The US National Highway Traffic Safety Administration (NHTSA) has opened an investigation into the company Cruise, a subsidiary of General Motors, in connection with several incidents that involve cars that carry a danger to life.
Find the source of the image: getcruise.com.
Since the number of incidents increased, the city of San Francisco has requested federal regulators to bring out a complaint. In September, the San Francisco Transportation Agency sent a letter to the NHTSA, requesting that cruises autonomous vehicles complete reconditions of transmission (Two engine, Chevrolet Bolt) continue to brake or stop, thereby preventing traffic and preventing emergency vehicles. Nevertheless, city officials expressed their willingness to continue to allow Cruise to operate autonomous vehicles on its roads.
An NHTSA spokesman said the investigation covers all cruise and autonomous cars in San Francisco, of which 242 units are estimated. Let’s assume that Cruise must withdraw robotic cars, so that passengers can update the driver assistance system.

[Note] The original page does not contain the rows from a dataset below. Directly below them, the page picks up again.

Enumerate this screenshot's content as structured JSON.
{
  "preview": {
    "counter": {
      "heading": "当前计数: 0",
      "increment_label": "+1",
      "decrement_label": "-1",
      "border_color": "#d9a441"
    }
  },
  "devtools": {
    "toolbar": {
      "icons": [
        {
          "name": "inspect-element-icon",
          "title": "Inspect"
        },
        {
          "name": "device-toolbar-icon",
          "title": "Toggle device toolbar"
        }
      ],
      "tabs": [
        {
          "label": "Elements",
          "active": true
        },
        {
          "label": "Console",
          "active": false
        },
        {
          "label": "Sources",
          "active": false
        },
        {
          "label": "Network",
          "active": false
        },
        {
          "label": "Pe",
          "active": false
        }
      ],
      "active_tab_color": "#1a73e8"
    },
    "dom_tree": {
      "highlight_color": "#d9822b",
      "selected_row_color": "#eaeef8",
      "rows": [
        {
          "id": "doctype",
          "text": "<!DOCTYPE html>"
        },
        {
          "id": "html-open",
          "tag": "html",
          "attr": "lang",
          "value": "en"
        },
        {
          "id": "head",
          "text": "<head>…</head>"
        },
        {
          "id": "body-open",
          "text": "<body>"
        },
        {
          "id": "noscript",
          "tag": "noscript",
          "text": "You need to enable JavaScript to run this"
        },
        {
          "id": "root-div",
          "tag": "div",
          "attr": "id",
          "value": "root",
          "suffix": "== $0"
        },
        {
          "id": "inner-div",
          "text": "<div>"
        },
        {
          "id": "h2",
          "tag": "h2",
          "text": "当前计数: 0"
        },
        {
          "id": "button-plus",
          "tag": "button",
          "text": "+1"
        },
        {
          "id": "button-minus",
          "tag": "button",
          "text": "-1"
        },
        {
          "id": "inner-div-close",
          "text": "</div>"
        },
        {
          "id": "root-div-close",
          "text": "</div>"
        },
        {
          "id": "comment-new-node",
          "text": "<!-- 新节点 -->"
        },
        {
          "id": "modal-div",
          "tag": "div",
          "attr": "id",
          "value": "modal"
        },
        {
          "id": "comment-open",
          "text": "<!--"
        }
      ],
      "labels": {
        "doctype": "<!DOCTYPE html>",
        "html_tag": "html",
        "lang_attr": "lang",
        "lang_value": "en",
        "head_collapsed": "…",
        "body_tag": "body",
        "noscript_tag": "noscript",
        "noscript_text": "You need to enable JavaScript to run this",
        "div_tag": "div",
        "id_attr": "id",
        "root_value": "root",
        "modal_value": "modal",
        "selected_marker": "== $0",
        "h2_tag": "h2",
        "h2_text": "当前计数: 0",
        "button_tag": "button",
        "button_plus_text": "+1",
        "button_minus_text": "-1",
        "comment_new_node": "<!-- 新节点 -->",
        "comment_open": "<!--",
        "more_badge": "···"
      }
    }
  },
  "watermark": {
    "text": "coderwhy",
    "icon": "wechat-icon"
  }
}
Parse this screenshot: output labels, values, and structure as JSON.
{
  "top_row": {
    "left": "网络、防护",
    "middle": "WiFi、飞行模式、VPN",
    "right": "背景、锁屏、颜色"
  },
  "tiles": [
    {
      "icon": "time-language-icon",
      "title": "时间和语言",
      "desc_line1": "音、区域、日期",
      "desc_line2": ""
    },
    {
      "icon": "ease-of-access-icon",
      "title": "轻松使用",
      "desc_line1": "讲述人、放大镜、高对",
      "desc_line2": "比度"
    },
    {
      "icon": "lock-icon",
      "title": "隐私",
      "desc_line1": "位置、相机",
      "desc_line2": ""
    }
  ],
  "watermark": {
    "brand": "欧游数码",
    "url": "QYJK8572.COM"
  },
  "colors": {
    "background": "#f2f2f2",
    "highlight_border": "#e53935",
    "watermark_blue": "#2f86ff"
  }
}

The company had to do this in September after a traumatic crash in the robotic car which left a few passengers injured.
Cruise blames the incident on the fact that the vehicles predict and respond to the behavior of arouse or erratic road users. The company said that the company is working to minimize the cost of collisions and accidents to the road users.
The National Association of Automobiles will determine the scale and severity of the potential problem and fully assess the potential consequences of these two types of incidents (hard acceleration and sudden stop).
There are a number of incidents that have raised questions from the regulator. This summer, a number of cruise’s auto-drivers stopped at an intersection of San Francisco, blocking traffic for several hours. Or there was a case when the Cruise robocar, stopped by a policeman for a check, started moving and was immediately approached by the policeman.